Des violences en Guinée ont perturbé, dimanche, le référendum et les élections législatives qui ont pour but, selon l’opposition, de permettre au président Alpha Condé de se frayer un chemin vers un troisième mandat. Au moins dix morts à Conakry.

Attaques de bureaux de vote, incendies de matériel électoral, heurts entre forces de l’ordre et opposants… Des violences ont troublé la tenue du référendum constitutionnel et des élections législatives, dimanche 22 mars, en Guinée.

« Au moins dix personnes » ont été tuées à Conakry, a affirmé dans un communiqué le collectif de l’opposition et de la société civile guinéennes opposé à un éventuel troisième mandat du président Alpha Condé.

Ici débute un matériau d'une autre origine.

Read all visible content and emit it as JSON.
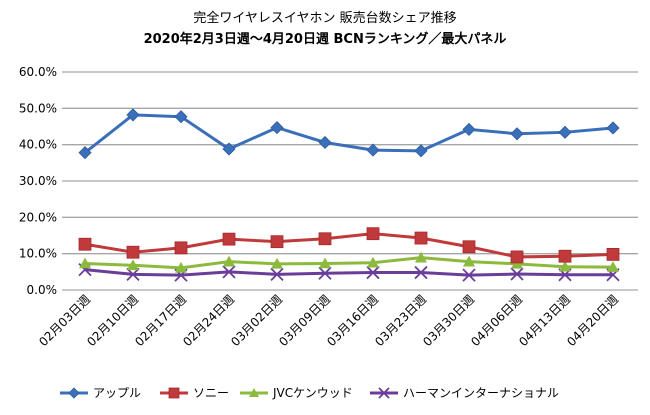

Les manifestants anti-Condé ont « bravé les balles des forces de l’ordre qui ont arrêté massivement, tiré aveuglément, molesté cruellement, tuant au moins dix personnes et blessant par balle plusieurs dizaines [de personnes] », a indiqué le FNDC, le collectif réunissant les partis de l’opposition et des organisations de la société civile.

Les autorités n’étaient pas joignables pour commenter ce bilan qui n’a pu être confirmé de source indépendante.

Selon l’opposition, ces élections ont pour seul objectif de permettre à l’actuel président de se frayer une voie vers un troisième mandat.

Le FNDC « appelle à intensifier les manifestations lundi, et mardi avec pour objectif ultime le départ du dictateur Alpha Condé ».

Policier et gendarmes attaqués

Prévu de 8h à 18h, le vote a commencé à l’heure indiquée dans une école du centre-ville de Conakry.

À Ratoma, en banlieue de la capitale guinéenne, la situation a très vite mal tourné. Des partisans de l’opposition ont attaqué des gendarmes devant des bureaux de vote. Une autre école a été attaquée dans la même zone et le matériel électoral saccagé. En l’absence d’électeurs, selon un journaliste de l’AFP et des témoins.

Des affrontements sont également survenus dans d’autres banlieues de Conakry comme à Cosa, Hamdallaye, Dar Es Salam et Lambanyi. Des jeunes de l’opposition y ont attaqué les policiers et les gendarmes sécurisant le vote.

Caillassées, les forces de l’ordre pourchassaient ces jeunes et lançaient contre eux  des grenades lacrymogènes. Des tirs ont été entendus en plusieurs endroits à Conakry.

Climat de vives tensions

Joints dimanche par l’AFP, des responsables de l’administration territoriale [Intérieur] n’avaient pas réagi.

« J’espère que tout se passera dans la paix et la tranquillité, et que le peuple guinéen, comme en 1958, montrera sa maturité », a déclaré, après avoir voté à Conakry, le président Alpha Condé, en faisant allusion au « non » de la Guinée, ex-colonie française, au référendum qui a ouvert la voie à l’indépendance de ce pays ouest-africain. Il n’a pas évoqué les incidents en cours.